看FiBiNET前可以先了解下Squeeze-and-Excitation Network,感興趣可以看下這篇部落格Squeeze-and-Excitation Networks。

FiBiNET的主要創新是應用SENET學習每個特徵的重要性，加權得到新的Embedding矩陣。在FiBiNET之前，AFM，PNN，DCN和上面的xDeepFM都是在特徵互動之後才用attention, 加權等方式學習特徵互動的權重，而FiBiNET在保留這部分的同時，在Embedding部分就考慮特徵自身的權重。模型結構如下

CTR學習筆記&程式碼實現6-深度ctr模型後浪 xDeepFM/FiBiNET

原始Embedding，和經過SENET調整過權重的新Embedding，在Bilinear-interaction層學習二階互動特徵，拼接後，再經過MLP進一步學習高階特徵。和paper notation保持一致（啊啊啊大家能不能統一下notation搞的我自己看自己的註釋都蒙圈），f個特徵，k維embedding

SENET層

SENET層學習每個特徵的權重對Embedding進行加權，分為以下3步

CTR學習筆記&程式碼實現6-深度ctr模型後浪 xDeepFM/FiBiNET

Squeeze
把\(f*k\)的Embedding矩陣壓縮成\(f*1\), 壓縮方式不固定，SENET原paper用的max_pooling,作者用的sum_pooling，感覺這裡壓縮方式應該取決於Embedding的資訊表達

\[\begin{align} E &= [e_1,...,e_f] \\ Z &= [z_1,...,z_f] \\ z_i &= F_{squeeze}(e_i) = \frac{1}{k}\sum_{i=1}^K e_i \\ \end{align} \]

Excitation
Excitation是一個兩層的全連線層，通過先降維再升維的方式過濾一些無用特徵，降維的幅度通過額外變數\(r\)來控制，第一層權重\(W_1 \in R^{f*f/r}\),第二層權重\(W_2 \in R^{f/r*f}\)。這裡r越高，壓縮的幅度越高，最終的權重會更集中,反之會更分散。

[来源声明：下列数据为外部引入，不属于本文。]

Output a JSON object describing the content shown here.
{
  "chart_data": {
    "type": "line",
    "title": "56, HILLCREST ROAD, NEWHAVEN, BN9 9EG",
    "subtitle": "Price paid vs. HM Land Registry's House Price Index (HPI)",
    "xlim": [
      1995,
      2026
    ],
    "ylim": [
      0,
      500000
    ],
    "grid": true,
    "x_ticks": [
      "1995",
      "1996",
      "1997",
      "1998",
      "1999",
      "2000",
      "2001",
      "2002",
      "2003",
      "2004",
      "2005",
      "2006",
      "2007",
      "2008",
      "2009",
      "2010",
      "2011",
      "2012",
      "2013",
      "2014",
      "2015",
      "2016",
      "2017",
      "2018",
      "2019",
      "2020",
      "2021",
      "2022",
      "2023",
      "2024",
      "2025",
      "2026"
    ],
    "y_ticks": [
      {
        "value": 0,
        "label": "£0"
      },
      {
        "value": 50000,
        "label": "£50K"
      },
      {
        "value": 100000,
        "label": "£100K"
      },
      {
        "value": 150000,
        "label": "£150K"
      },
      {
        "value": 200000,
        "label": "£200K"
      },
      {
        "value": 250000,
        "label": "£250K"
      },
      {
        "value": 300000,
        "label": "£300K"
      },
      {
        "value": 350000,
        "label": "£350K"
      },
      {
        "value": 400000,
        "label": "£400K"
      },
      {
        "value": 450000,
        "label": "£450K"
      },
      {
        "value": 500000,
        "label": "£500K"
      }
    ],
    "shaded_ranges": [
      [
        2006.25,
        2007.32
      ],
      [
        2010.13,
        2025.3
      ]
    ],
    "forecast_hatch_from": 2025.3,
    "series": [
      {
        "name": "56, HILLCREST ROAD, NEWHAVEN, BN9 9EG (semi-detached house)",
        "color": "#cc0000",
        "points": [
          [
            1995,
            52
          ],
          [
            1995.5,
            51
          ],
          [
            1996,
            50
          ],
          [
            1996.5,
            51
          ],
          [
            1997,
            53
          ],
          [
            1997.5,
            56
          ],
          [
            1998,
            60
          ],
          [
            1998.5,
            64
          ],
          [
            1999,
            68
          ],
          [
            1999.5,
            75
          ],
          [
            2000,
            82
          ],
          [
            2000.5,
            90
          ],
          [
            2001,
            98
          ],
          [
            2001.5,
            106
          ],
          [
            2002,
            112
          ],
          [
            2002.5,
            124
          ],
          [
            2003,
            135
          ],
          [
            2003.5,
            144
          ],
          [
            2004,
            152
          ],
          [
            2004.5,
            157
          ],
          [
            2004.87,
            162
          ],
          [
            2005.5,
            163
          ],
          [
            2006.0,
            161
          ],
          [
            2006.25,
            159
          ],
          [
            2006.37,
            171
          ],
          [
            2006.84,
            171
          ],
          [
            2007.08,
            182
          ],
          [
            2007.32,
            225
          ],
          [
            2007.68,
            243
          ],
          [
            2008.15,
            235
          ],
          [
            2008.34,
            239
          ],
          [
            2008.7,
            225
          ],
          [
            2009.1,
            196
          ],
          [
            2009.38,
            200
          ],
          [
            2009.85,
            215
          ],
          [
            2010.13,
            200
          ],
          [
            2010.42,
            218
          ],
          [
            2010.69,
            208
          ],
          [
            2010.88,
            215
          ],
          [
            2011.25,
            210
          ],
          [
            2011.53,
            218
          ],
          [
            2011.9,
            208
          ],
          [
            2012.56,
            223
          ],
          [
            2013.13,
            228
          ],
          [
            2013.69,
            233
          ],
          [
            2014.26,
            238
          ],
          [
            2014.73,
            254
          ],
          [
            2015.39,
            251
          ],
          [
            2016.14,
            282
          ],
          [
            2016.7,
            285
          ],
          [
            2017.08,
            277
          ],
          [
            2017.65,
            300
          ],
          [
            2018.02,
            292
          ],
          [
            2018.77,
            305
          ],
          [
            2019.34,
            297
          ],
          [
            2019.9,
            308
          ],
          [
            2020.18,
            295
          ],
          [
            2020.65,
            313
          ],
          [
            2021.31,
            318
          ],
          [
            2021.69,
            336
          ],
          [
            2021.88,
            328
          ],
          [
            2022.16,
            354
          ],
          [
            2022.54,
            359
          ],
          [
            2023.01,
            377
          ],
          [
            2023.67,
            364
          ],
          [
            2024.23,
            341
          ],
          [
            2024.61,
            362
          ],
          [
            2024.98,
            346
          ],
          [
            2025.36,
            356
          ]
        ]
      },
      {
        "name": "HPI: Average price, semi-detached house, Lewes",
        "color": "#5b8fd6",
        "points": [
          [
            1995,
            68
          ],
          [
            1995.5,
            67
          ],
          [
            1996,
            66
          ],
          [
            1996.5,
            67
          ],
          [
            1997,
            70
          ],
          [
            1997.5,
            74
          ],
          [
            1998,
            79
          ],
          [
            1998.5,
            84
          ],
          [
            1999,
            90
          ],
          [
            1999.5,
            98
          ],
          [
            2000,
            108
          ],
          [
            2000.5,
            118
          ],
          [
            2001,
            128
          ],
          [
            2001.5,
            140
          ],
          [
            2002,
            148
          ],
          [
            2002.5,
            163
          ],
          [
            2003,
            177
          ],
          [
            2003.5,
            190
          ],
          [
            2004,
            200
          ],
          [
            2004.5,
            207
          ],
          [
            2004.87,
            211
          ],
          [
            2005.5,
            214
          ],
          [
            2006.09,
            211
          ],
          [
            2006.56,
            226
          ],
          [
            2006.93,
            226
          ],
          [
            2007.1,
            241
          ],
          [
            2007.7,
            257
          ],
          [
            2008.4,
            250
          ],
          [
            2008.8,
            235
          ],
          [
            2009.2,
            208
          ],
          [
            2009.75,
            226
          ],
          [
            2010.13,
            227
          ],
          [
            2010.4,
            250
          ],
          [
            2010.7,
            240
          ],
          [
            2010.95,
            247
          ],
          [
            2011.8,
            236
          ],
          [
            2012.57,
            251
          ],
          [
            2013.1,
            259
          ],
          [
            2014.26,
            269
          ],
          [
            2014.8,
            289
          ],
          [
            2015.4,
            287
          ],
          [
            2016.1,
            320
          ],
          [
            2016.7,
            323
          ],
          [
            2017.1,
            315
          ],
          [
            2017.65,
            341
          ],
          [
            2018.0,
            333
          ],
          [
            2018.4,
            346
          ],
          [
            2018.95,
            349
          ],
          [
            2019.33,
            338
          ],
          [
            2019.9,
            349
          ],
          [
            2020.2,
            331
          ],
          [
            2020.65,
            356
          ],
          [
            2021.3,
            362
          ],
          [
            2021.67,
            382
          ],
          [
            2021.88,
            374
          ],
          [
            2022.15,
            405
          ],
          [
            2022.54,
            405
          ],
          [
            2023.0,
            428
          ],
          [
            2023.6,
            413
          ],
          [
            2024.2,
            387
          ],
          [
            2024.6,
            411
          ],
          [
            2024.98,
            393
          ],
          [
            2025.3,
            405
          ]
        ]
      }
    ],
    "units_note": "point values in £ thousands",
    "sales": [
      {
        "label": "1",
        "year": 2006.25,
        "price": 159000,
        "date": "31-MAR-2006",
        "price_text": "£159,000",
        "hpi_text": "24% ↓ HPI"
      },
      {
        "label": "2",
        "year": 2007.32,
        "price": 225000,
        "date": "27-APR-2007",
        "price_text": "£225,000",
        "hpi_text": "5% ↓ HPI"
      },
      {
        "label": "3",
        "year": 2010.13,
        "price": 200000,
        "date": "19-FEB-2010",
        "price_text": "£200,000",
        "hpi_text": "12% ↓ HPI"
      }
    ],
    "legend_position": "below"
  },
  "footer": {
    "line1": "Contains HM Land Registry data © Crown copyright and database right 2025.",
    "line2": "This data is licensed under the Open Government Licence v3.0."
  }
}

\[A = \sigma_2(W_2·\sigma_1(W_1·Z)) \]

Re-weight
最後一步就是用Excitation得到的每個特徵的權重對Embedding進行加權得到新Embedding

\[E_{new} = F_{Reweight}(A,E) = [a_1·e_1, ...,a_f·e_f ] \]

在收入資料集上進行嘗試，r=2時會有46%的embedding特徵權重為0，所以SENET會在特徵互動前先過濾部分對target無用的特徵來增加有效特徵的權重

CTR學習筆記&程式碼實現6-深度ctr模型後浪 xDeepFM/FiBiNET

Bilinear-Interaction層

作者提出內積和element-wise乘積都不足以捕捉特徵互動資訊，因此進一步引入權重W，以下面的方式進行特徵互動

\[v_i · W \odot v_j \]

CTR學習筆記&程式碼實現6-深度ctr模型後浪 xDeepFM/FiBiNET

其中W有三種選擇，可以所有特徵互動共享一個權重矩陣(Field-All),或者每個特徵和其他特徵的互動共享權重(Field-Each), 再或者每個特徵互動一個權重(Field-Interaction) 具體的優劣感覺需要casebycase來試，不過一般還是照著資料越少引數越少的邏輯來整。

原始Embedding和調整權重後的Embedding在Bilinear-Interaction學習互動特徵後，拼接成shallow 層，再經過全連線層來學習更高階的特徵互動。後面的屬於常規操作這裡就不再細說。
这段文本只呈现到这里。